Après 1947,il n'y aura plus d'arrivée massive organisée de Polonais d'Allemagne et encore moins directement de Pologne comme dans les années 30. Non, car la Pologne a aussi besoin de ses travailleurs.Elle essaiera même de récupérer ses Polonais en Belgique.

Le patronat belge cherchera des travailleurs ailleurs, Italie, Grêce, Maroc, Turquie car le plan Van Acker de la FGTB, appliqué drastiquement depuis 1944, ne parvient toujours pas à satisfaire le besoin énorme de main d'oeuvre en Belgique.

 

suite du récit de Julek Majkowski p 411-412

 

" Le train " me dit ma mère hier au téléphone " a traversé le Rhin très très lentement"

"Le train s’est arrêté en Hollande, où l’on a détaché une partie des wagons."

"Ils sont descendus directement à Morlanwelz."

"Du train, on a encore détaché des wagons, et le train a continué vers la France.Ils ont été pris en charge par la Croix-Rouge."

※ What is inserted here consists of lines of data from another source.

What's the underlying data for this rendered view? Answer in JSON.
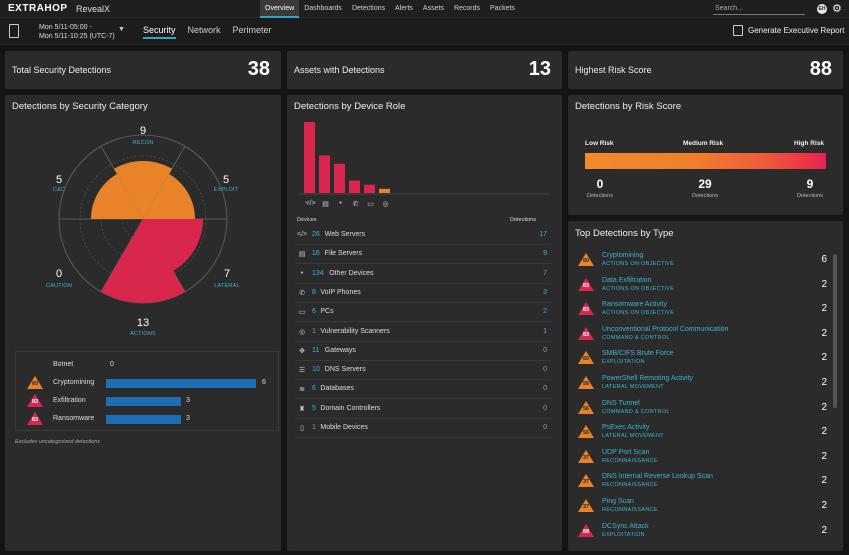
{
  "app": {
    "logo": "EXTRAHOP",
    "product": "RevealX"
  },
  "nav": [
    "Overview",
    "Dashboards",
    "Detections",
    "Alerts",
    "Assets",
    "Records",
    "Packets"
  ],
  "search": {
    "placeholder": "Search..."
  },
  "user": {
    "initials": "EH"
  },
  "time_range": {
    "line1": "Mon 5/11-05:00 -",
    "line2": "Mon 5/11-10:25 (UTC-7)"
  },
  "tabs": [
    "Security",
    "Network",
    "Perimeter"
  ],
  "report_label": "Generate Executive Report",
  "stats": [
    {
      "label": "Total Security Detections",
      "value": "38"
    },
    {
      "label": "Assets with Detections",
      "value": "13"
    },
    {
      "label": "Highest Risk Score",
      "value": "88"
    }
  ],
  "category_card": {
    "title": "Detections by Security Category",
    "segments": [
      {
        "label": "RECON",
        "value": "9"
      },
      {
        "label": "EXPLOIT",
        "value": "5"
      },
      {
        "label": "LATERAL",
        "value": "7"
      },
      {
        "label": "ACTIONS",
        "value": "13"
      },
      {
        "label": "CAUTION",
        "value": "0"
      },
      {
        "label": "C&C",
        "value": "5"
      }
    ],
    "objectives": [
      {
        "name": "Botnet",
        "value": 0,
        "score": ""
      },
      {
        "name": "Cryptomining",
        "value": 6,
        "score": "60"
      },
      {
        "name": "Exfiltration",
        "value": 3,
        "score": "83"
      },
      {
        "name": "Ransomware",
        "value": 3,
        "score": "83"
      }
    ],
    "footnote": "Excludes uncategorized detections"
  },
  "device_card": {
    "title": "Detections by Device Role",
    "col_devices": "Devices",
    "col_detections": "Detections",
    "bar_values": [
      17,
      9,
      7,
      3,
      2,
      1
    ],
    "chart_icons": [
      "</>",
      "▤",
      "•",
      "✆",
      "▭",
      "◎"
    ],
    "rows": [
      {
        "icon": "</>",
        "count": "26",
        "name": "Web Servers",
        "detections": "17"
      },
      {
        "icon": "▤",
        "count": "16",
        "name": "File Servers",
        "detections": "9"
      },
      {
        "icon": "•",
        "count": "134",
        "name": "Other Devices",
        "detections": "7"
      },
      {
        "icon": "✆",
        "count": "8",
        "name": "VoIP Phones",
        "detections": "3"
      },
      {
        "icon": "▭",
        "count": "6",
        "name": "PCs",
        "detections": "2"
      },
      {
        "icon": "◎",
        "count": "1",
        "name": "Vulnerability Scanners",
        "detections": "1"
      },
      {
        "icon": "✥",
        "count": "11",
        "name": "Gateways",
        "detections": "0"
      },
      {
        "icon": "☰",
        "count": "10",
        "name": "DNS Servers",
        "detections": "0"
      },
      {
        "icon": "≣",
        "count": "6",
        "name": "Databases",
        "detections": "0"
      },
      {
        "icon": "♜",
        "count": "5",
        "name": "Domain Controllers",
        "detections": "0"
      },
      {
        "icon": "▯",
        "count": "1",
        "name": "Mobile Devices",
        "detections": "0"
      }
    ]
  },
  "risk_card": {
    "title": "Detections by Risk Score",
    "low_label": "Low Risk",
    "medium_label": "Medium Risk",
    "high_label": "High Risk",
    "low_value": "0",
    "medium_value": "29",
    "high_value": "9",
    "sub_label": "Detections"
  },
  "types_card": {
    "title": "Top Detections by Type",
    "rows": [
      {
        "score": "60",
        "level": "orange",
        "name": "Cryptomining",
        "category": "ACTIONS ON OBJECTIVE",
        "count": "6"
      },
      {
        "score": "83",
        "level": "red",
        "name": "Data Exfiltration",
        "category": "ACTIONS ON OBJECTIVE",
        "count": "2"
      },
      {
        "score": "83",
        "level": "red",
        "name": "Ransomware Activity",
        "category": "ACTIONS ON OBJECTIVE",
        "count": "2"
      },
      {
        "score": "83",
        "level": "red",
        "name": "Unconventional Protocol Communication",
        "category": "COMMAND & CONTROL",
        "count": "2"
      },
      {
        "score": "60",
        "level": "orange",
        "name": "SMB/CIFS Brute Force",
        "category": "EXPLOITATION",
        "count": "2"
      },
      {
        "score": "56",
        "level": "orange",
        "name": "PowerShell Remoting Activity",
        "category": "LATERAL MOVEMENT",
        "count": "2"
      },
      {
        "score": "56",
        "level": "orange",
        "name": "DNS Tunnel",
        "category": "COMMAND & CONTROL",
        "count": "2"
      },
      {
        "score": "56",
        "level": "orange",
        "name": "PsExec Activity",
        "category": "LATERAL MOVEMENT",
        "count": "2"
      },
      {
        "score": "37",
        "level": "orange",
        "name": "UDP Port Scan",
        "category": "RECONNAISSANCE",
        "count": "2"
      },
      {
        "score": "37",
        "level": "orange",
        "name": "DNS Internal Reverse Lookup Scan",
        "category": "RECONNAISSANCE",
        "count": "2"
      },
      {
        "score": "37",
        "level": "orange",
        "name": "Ping Scan",
        "category": "RECONNAISSANCE",
        "count": "2"
      },
      {
        "score": "88",
        "level": "red",
        "name": "DCSync Attack",
        "category": "EXPLOITATION",
        "count": "2"
      }
    ]
  },
  "colors": {
    "accent": "#2aa8c9",
    "orange": "#e8832a",
    "red": "#d8264c",
    "bar_blue": "#1d6fb5"
  }
}
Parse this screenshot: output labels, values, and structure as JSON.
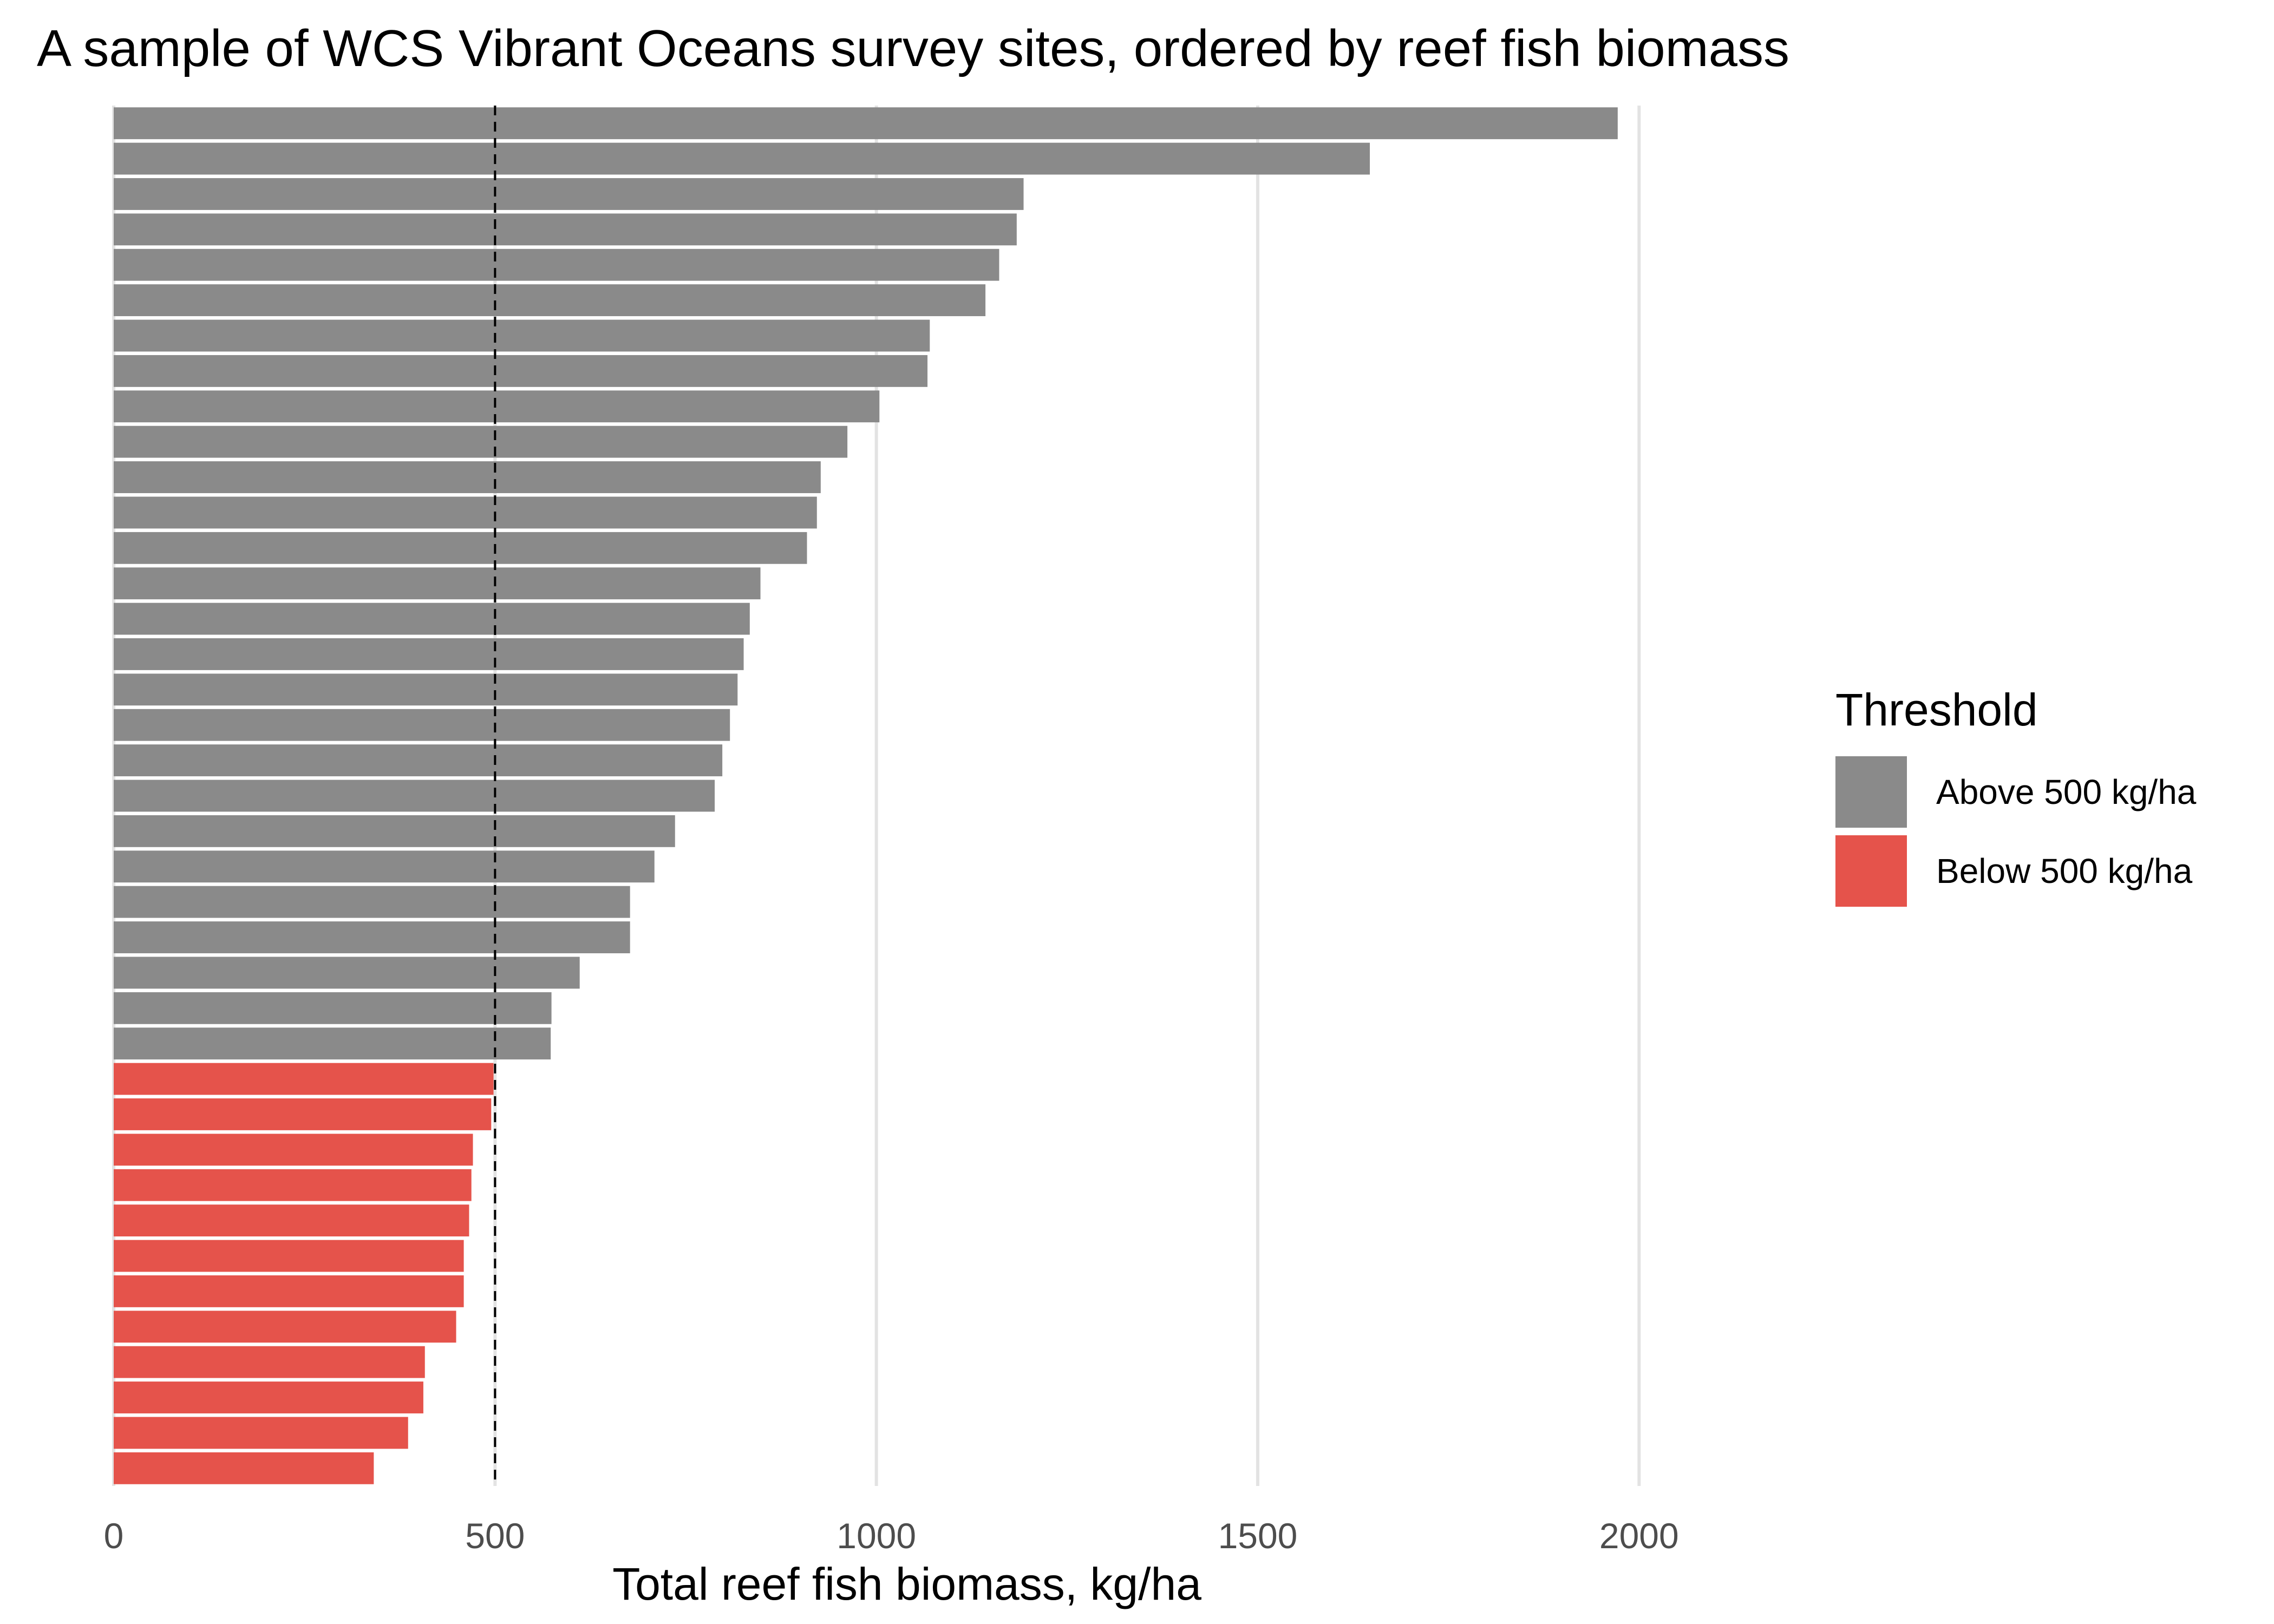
{
  "chart_data": {
    "type": "bar",
    "orientation": "horizontal",
    "title": "A sample of WCS Vibrant Oceans survey sites, ordered by reef fish biomass",
    "xlabel": "Total reef fish biomass, kg/ha",
    "ylabel": "",
    "xlim": [
      0,
      2000
    ],
    "x_ticks": [
      "0",
      "500",
      "1000",
      "1500",
      "2000"
    ],
    "x_tick_values": [
      0,
      500,
      1000,
      1500,
      2000
    ],
    "grid": "vertical major gridlines",
    "reference_line": {
      "x": 500,
      "style": "dashed"
    },
    "legend": {
      "title": "Threshold",
      "placement": "right",
      "items": [
        {
          "label": "Above 500 kg/ha",
          "color": "#8a8a8a"
        },
        {
          "label": "Below 500 kg/ha",
          "color": "#e5534b"
        }
      ]
    },
    "series": [
      {
        "name": "Above 500 kg/ha",
        "color": "#8a8a8a",
        "values": [
          1972,
          1647,
          1193,
          1184,
          1161,
          1143,
          1070,
          1067,
          1004,
          962,
          927,
          922,
          909,
          848,
          834,
          826,
          818,
          808,
          798,
          788,
          736,
          709,
          677,
          677,
          611,
          574,
          573
        ]
      },
      {
        "name": "Below 500 kg/ha",
        "color": "#e5534b",
        "values": [
          498,
          495,
          471,
          469,
          466,
          459,
          459,
          449,
          408,
          406,
          386,
          341
        ]
      }
    ]
  }
}
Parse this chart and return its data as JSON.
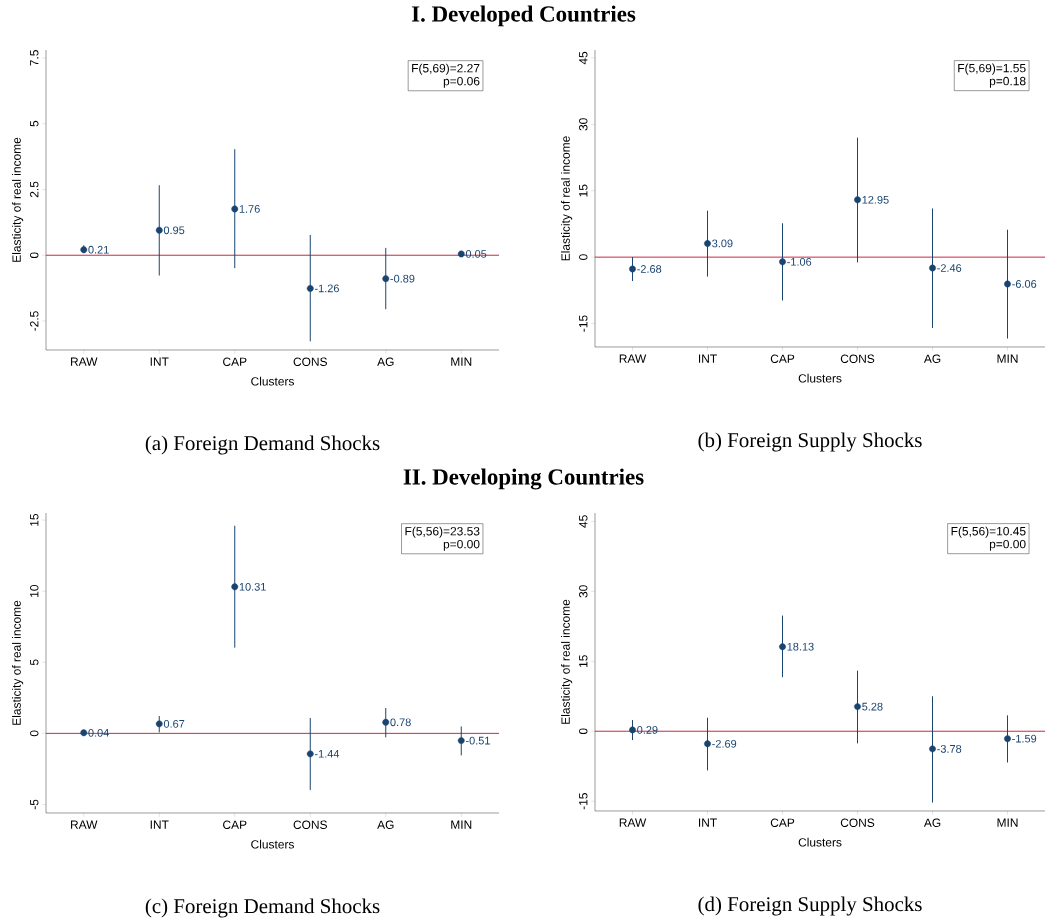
{
  "chart_data": [
    {
      "type": "scatter",
      "title": "I. Developed Countries",
      "xlabel": "Clusters",
      "ylabel": "Elasticity of real income",
      "categories": [
        "RAW",
        "INT",
        "CAP",
        "CONS",
        "AG",
        "MIN"
      ],
      "values": [
        0.21,
        0.95,
        1.76,
        -1.26,
        -0.89,
        0.05
      ],
      "errors": [
        [
          0.08,
          0.38
        ],
        [
          -0.77,
          2.66
        ],
        [
          -0.49,
          4.03
        ],
        [
          -3.27,
          0.77
        ],
        [
          -2.05,
          0.28
        ],
        null
      ],
      "color": "#1a4470",
      "marker": "circle",
      "data_labels": true,
      "ylim": [
        -3.6,
        7.8
      ],
      "yticks": [
        -2.5,
        0,
        2.5,
        5,
        7.5
      ],
      "ref_lines": [
        {
          "axis": "y",
          "value": 0,
          "color": "#c8102e"
        }
      ],
      "annotations": [
        "F(5,69)=2.27",
        "p=0.06",
        "(a) Foreign Demand Shocks"
      ]
    },
    {
      "type": "scatter",
      "xlabel": "Clusters",
      "ylabel": "Elasticity of real income",
      "categories": [
        "RAW",
        "INT",
        "CAP",
        "CONS",
        "AG",
        "MIN"
      ],
      "values": [
        -2.68,
        3.09,
        -1.06,
        12.95,
        -2.46,
        -6.06
      ],
      "errors": [
        [
          -5.4,
          0
        ],
        [
          -4.4,
          10.5
        ],
        [
          -9.8,
          7.65
        ],
        [
          -1.2,
          27.0
        ],
        [
          -16.0,
          11.0
        ],
        [
          -18.4,
          6.2
        ]
      ],
      "color": "#1a4470",
      "marker": "circle",
      "data_labels": true,
      "ylim": [
        -20.3,
        46.8
      ],
      "yticks": [
        -15,
        0,
        15,
        30,
        45
      ],
      "ref_lines": [
        {
          "axis": "y",
          "value": 0,
          "color": "#c8102e"
        }
      ],
      "annotations": [
        "F(5,69)=1.55",
        "p=0.18",
        "(b) Foreign Supply Shocks"
      ]
    },
    {
      "type": "scatter",
      "title": "II. Developing Countries",
      "xlabel": "Clusters",
      "ylabel": "Elasticity of real income",
      "categories": [
        "RAW",
        "INT",
        "CAP",
        "CONS",
        "AG",
        "MIN"
      ],
      "values": [
        0.04,
        0.67,
        10.31,
        -1.44,
        0.78,
        -0.51
      ],
      "errors": [
        null,
        [
          0.07,
          1.22
        ],
        [
          6.03,
          14.6
        ],
        [
          -3.99,
          1.08
        ],
        [
          -0.28,
          1.78
        ],
        [
          -1.55,
          0.49
        ]
      ],
      "color": "#1a4470",
      "marker": "circle",
      "data_labels": true,
      "ylim": [
        -5.6,
        15.5
      ],
      "yticks": [
        -5,
        0,
        5,
        10,
        15
      ],
      "ref_lines": [
        {
          "axis": "y",
          "value": 0,
          "color": "#c8102e"
        }
      ],
      "annotations": [
        "F(5,56)=23.53",
        "p=0.00",
        "(c) Foreign Demand Shocks"
      ]
    },
    {
      "type": "scatter",
      "xlabel": "Clusters",
      "ylabel": "Elasticity of real income",
      "categories": [
        "RAW",
        "INT",
        "CAP",
        "CONS",
        "AG",
        "MIN"
      ],
      "values": [
        0.29,
        -2.69,
        18.13,
        5.28,
        -3.78,
        -1.59
      ],
      "errors": [
        [
          -1.9,
          2.4
        ],
        [
          -8.4,
          2.9
        ],
        [
          11.6,
          24.8
        ],
        [
          -2.6,
          13.0
        ],
        [
          -15.3,
          7.5
        ],
        [
          -6.7,
          3.4
        ]
      ],
      "color": "#1a4470",
      "marker": "circle",
      "data_labels": true,
      "ylim": [
        -17.1,
        46.8
      ],
      "yticks": [
        -15,
        0,
        15,
        30,
        45
      ],
      "ref_lines": [
        {
          "axis": "y",
          "value": 0,
          "color": "#c8102e"
        }
      ],
      "annotations": [
        "F(5,56)=10.45",
        "p=0.00",
        "(d) Foreign Supply Shocks"
      ]
    }
  ]
}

"A  Morlanwelz, on nous a placés dans d’anciens bureaux ."

Ma mère est certaine au sujet du logement à Morlanwelz, des anciens bureaux. Cette version du train continuant vers la France nous avait également été dite par la personne que nous avions rencontrée à Morlanwelz lors une visite en 1996. Ce monsieur parlait de « baraquements », tout en précisant  qu’il y a eu beaucoup d’autres ..."arrivages".

Les bureaux où on logeait devaient être du même côté que la maison communale, puisque en juillet 1945, chaque jour , je traversais la passerelle pour aller à la crèche..

Quand en 1996 ,  nous sommes allés voir Morlanwelz,  pour aller voir la crèche avec la personne rencontrée, nous avons traversé la passerelle.